Oui. Tout SITREP doit porter une mention de diffusion (Confidentiel, Diffusion restreinte, TLP:AMBER, etc.). C'est crucial pour éviter les fuites en chaîne : un SITREP transféré sans précaution peut alimenter un attaquant ou un journaliste avant que la cellule ne le souhaite.
Comment SITREP s'articule avec l'astreinte cellule ?
L'astreinte doit savoir lire et produire un SITREP. À H+0 en pleine nuit, c'est l'astreinte qui produit le premier SITREP avant l'arrivée de la cellule complète. Voir notre fiche astreinte 24/7.

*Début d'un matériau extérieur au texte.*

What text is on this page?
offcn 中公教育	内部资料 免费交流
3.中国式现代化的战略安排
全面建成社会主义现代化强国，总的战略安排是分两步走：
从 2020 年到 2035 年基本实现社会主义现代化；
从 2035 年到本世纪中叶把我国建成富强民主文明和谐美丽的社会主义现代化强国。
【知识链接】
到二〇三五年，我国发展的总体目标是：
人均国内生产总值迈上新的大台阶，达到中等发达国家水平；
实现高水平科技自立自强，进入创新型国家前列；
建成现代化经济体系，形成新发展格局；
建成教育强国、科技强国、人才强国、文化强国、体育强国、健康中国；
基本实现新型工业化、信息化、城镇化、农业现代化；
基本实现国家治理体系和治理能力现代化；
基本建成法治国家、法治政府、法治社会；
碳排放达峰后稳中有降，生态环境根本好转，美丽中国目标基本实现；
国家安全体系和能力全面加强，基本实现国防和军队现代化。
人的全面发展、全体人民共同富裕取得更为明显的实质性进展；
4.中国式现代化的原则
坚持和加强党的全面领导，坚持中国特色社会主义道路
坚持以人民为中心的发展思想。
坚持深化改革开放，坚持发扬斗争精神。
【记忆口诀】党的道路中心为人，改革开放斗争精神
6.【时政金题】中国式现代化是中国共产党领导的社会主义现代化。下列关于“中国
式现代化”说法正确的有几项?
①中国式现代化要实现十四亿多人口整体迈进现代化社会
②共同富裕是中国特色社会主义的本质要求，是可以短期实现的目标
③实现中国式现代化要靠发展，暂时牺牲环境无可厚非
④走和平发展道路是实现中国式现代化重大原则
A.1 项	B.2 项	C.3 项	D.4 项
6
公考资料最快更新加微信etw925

Un SITREP peut-il être verbal ?
En complément, oui : la cellule peut tenir un point oral à chaque échéance. Mais le SITREP écrit est obligatoire : il horodate, trace, et constitue la preuve documentaire pour le RETEX et les éventuelles enquêtes. Verbal sans écrit = aucune mémoire utile.
Doit-on garder les SITREP après la crise ?
Oui, pendant plusieurs années. Ils sont des pièces du RETEX, alimentent les exercices futurs, et peuvent être demandés par un juge, un assureur ou une autorité. Archivage à prévoir dans le plan de gestion documentaire de l'organisation.